I am looking to evaluate the indefinite integral
\begin{equation*} \int\sin^3x \cos^3x dx. \end{equation*}
I'm not sure if I started this right but I broke the terms up like this:
\begin{equation*} \int\sin^2x \sin x \cos^2x \cos x \end{equation*}
Edit: I got
\begin{equation*} {1 \over 4}\cos^4x + {1 \over 6}\cos^6x + C \end{equation*}
but my book says it should be sine not cosine
On
You are in the right direction.
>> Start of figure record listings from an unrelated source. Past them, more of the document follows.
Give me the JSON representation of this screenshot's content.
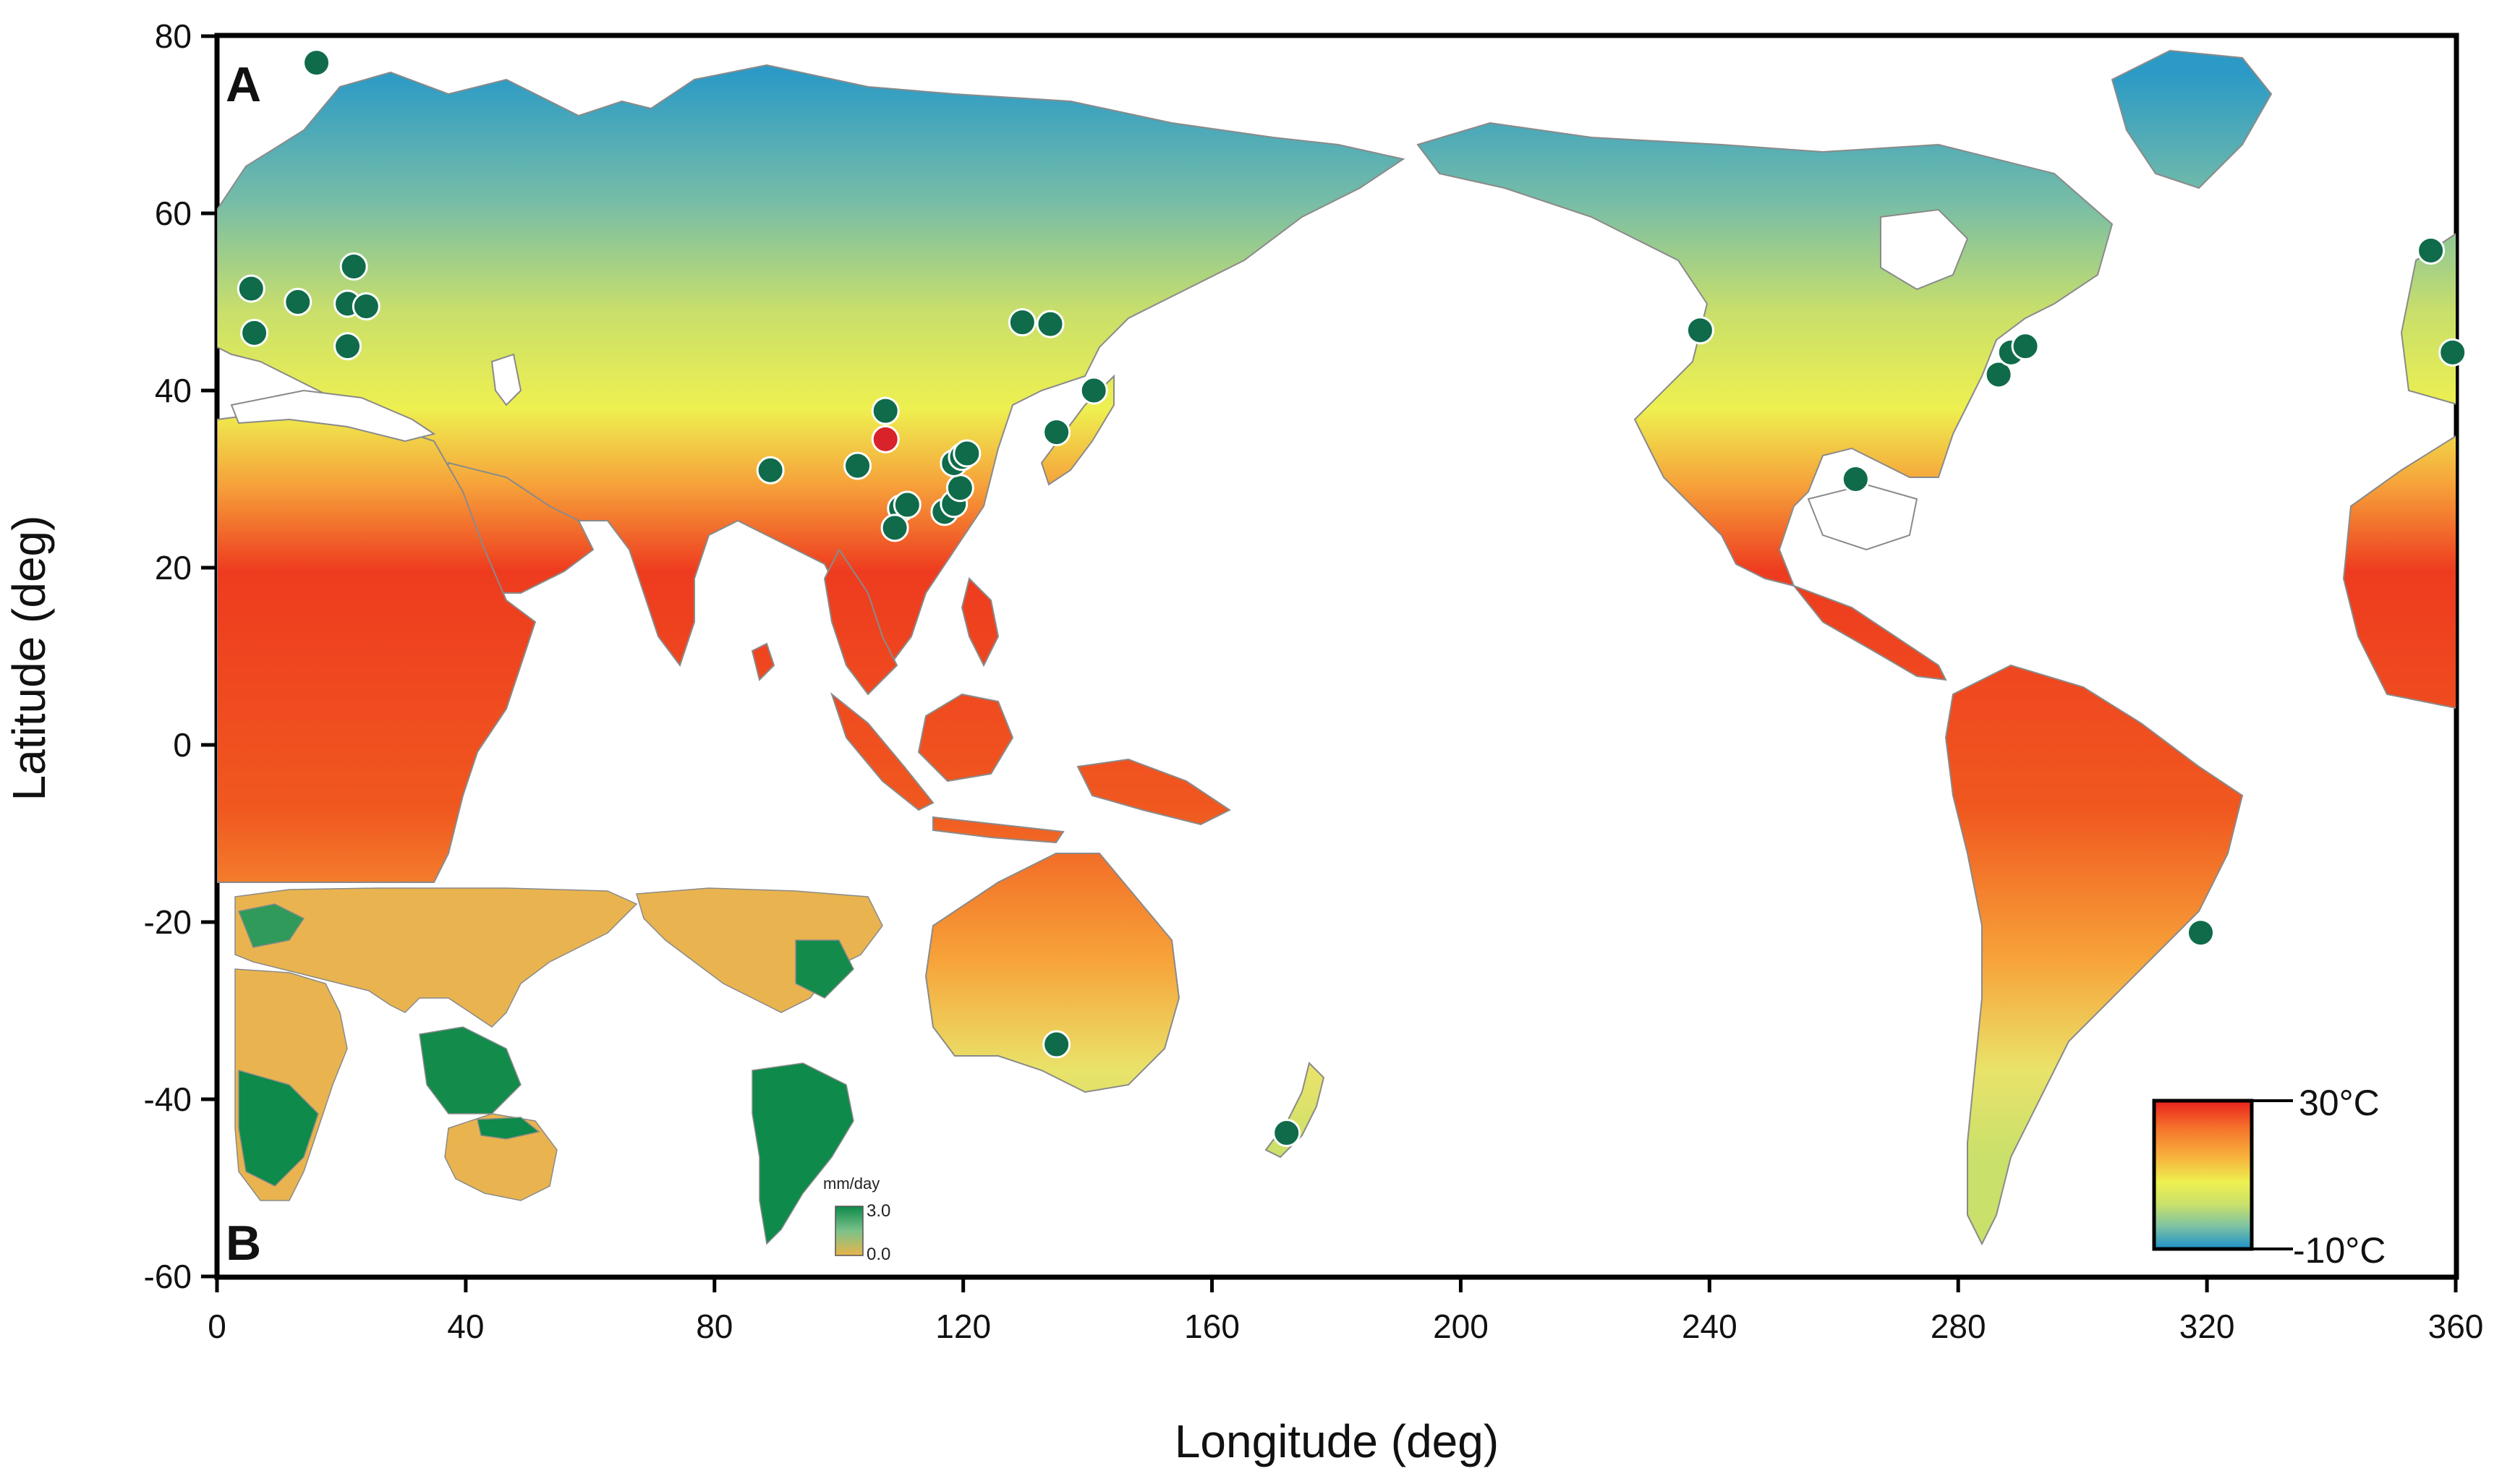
{
  "panel_a_label": "A",
  "panel_b_label": "B",
  "x_axis": {
    "label": "Longitude (deg)",
    "range": [
      0,
      360
    ],
    "ticks": [
      0,
      40,
      80,
      120,
      160,
      200,
      240,
      280,
      320,
      360
    ]
  },
  "y_axis": {
    "label": "Latitude (deg)",
    "range": [
      -60,
      80
    ],
    "ticks": [
      80,
      60,
      40,
      20,
      0,
      -20,
      -40,
      -60
    ]
  },
  "temperature_legend": {
    "max_label": "30°C",
    "min_label": "-10°C",
    "colors": [
      "#e8201c",
      "#f5712b",
      "#f7b23c",
      "#eef050",
      "#c9e06a",
      "#7cc2a4",
      "#1b90c9"
    ]
  },
  "inset_legend": {
    "unit": "mm/day",
    "max_label": "3.0",
    "min_label": "0.0",
    "colors": [
      "#0e8a4a",
      "#e8b54a"
    ]
  },
  "land_colors": {
    "hot": "#ee3b1f",
    "warm": "#f58a30",
    "mild": "#eef050",
    "cool": "#a8d083",
    "cold": "#2b9ac6"
  },
  "sites": [
    {
      "lon": 16,
      "lat": 77,
      "type": "other"
    },
    {
      "lon": 5.5,
      "lat": 51.5,
      "type": "other"
    },
    {
      "lon": 6,
      "lat": 46.5,
      "type": "other"
    },
    {
      "lon": 13,
      "lat": 50,
      "type": "other"
    },
    {
      "lon": 22,
      "lat": 54,
      "type": "other"
    },
    {
      "lon": 21,
      "lat": 49.8,
      "type": "other"
    },
    {
      "lon": 24,
      "lat": 49.5,
      "type": "other"
    },
    {
      "lon": 21,
      "lat": 45,
      "type": "other"
    },
    {
      "lon": 89,
      "lat": 31,
      "type": "other"
    },
    {
      "lon": 103,
      "lat": 31.5,
      "type": "other"
    },
    {
      "lon": 107.5,
      "lat": 37.7,
      "type": "other"
    },
    {
      "lon": 107.5,
      "lat": 34.5,
      "type": "focus"
    },
    {
      "lon": 110,
      "lat": 26.7,
      "type": "other"
    },
    {
      "lon": 111,
      "lat": 27.1,
      "type": "other"
    },
    {
      "lon": 109,
      "lat": 24.5,
      "type": "other"
    },
    {
      "lon": 117,
      "lat": 26.3,
      "type": "other"
    },
    {
      "lon": 118.5,
      "lat": 27.2,
      "type": "other"
    },
    {
      "lon": 119.5,
      "lat": 29,
      "type": "other"
    },
    {
      "lon": 118.5,
      "lat": 31.8,
      "type": "other"
    },
    {
      "lon": 119.8,
      "lat": 32.5,
      "type": "other"
    },
    {
      "lon": 120.6,
      "lat": 32.9,
      "type": "other"
    },
    {
      "lon": 129.5,
      "lat": 47.7,
      "type": "other"
    },
    {
      "lon": 134,
      "lat": 47.5,
      "type": "other"
    },
    {
      "lon": 135,
      "lat": 35.3,
      "type": "other"
    },
    {
      "lon": 141,
      "lat": 40,
      "type": "other"
    },
    {
      "lon": 238.5,
      "lat": 46.8,
      "type": "other"
    },
    {
      "lon": 263.5,
      "lat": 30,
      "type": "other"
    },
    {
      "lon": 286.5,
      "lat": 41.8,
      "type": "other"
    },
    {
      "lon": 288.5,
      "lat": 44.3,
      "type": "other"
    },
    {
      "lon": 290.8,
      "lat": 45,
      "type": "other"
    },
    {
      "lon": 356,
      "lat": 55.8,
      "type": "other"
    },
    {
      "lon": 359.5,
      "lat": 44.3,
      "type": "other"
    },
    {
      "lon": 135,
      "lat": -33.8,
      "type": "other"
    },
    {
      "lon": 172,
      "lat": -43.8,
      "type": "other"
    },
    {
      "lon": 319,
      "lat": -21.2,
      "type": "other"
    }
  ]
}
Write $$ \sin^3x \cos^3x=\sin x\sin^2x \cos^3x=\sin x\,(1-\cos^2x) \cos^3x. $$
On
Note that $\sin^3x\cos^3x=\sin^3x\cos x-\sin^5x\cos x$ and $$\int\sin^kx\cos x\mathrm{d}x=\left[\frac{\sin^{k+1}x}{k+1}\right].$$
On
Well, you can do the following:
$$ \int -\cos^{3}x (-1+\cos^{2}x) \sin x dx = \int (\sin x \cdot \cos^{3}xdx -\sin x \cdot \cos^{5}x )dx = \int sinx \cdot \cos^{3}x dx + \int -\sin x \cdot \cos^{5}x dx $$
Then you can easily solve that, by using a change of variable. Hope it helps.
On
The reduction formula
\begin{equation*} \int \cos^m(x)\sin^n(x)dx=-\frac{\cos^{m+1}(x)\sin^{n-1}(x)}{m+n}+\frac{n-1}{m+n}\int\cos^m(x)\sin^{-2+n}(x)dx \end{equation*}
with $m=n=3$ gives $$ \int \cos^3(x)\sin^3(x)dx=-\frac{\cos^4(x)\sin^2(x)}{6}+\frac{2}{6}\int\cos^3(x)\sin(x)dx. $$
On
$$\begin{align} \int \sin^3x \cos^3xdx & = \int\sin^3x(1-\sin^2x)\cos x dx \\ & (\sin x = t , \cos x dx = dt)\\ & = \frac{\sin^4x}{4} - \frac{\sin^6x}{6} + C \end{align}$$
$$\begin{align} \int \sin^3x \cos^3xdx & = \int\cos^3x(1-\cos^2x)\sin x dx \\ & (\cos x = t , \sin x dx = -dt)\\ & = -\frac{\cos^4x}{4} + \frac{\cos^6x}{6} + C \end{align}$$
We can easily check that both the expressions differ by a constant by expanding one of them which can be adjusted with the $C$
Let's "linearise" the integrand
$$\begin{align}\sin^3{x}\cos^3{x}&=\left(\frac{\sin{2x}}{2}\right)^3\\ &=\frac{1}{8}\left(\frac{e^{2ix}-e^{-2ix}}{2i}\right)^3\\ &=\frac{1}{8}\frac{e^{6ix}-3e^{2ix}+3e^{-2ix}-e^{-6ix}}{-8i}\\ &=\frac{-\sin{6x}+3\sin{2x}}{32}\end{align}$$
And it boils down to integrating two sines.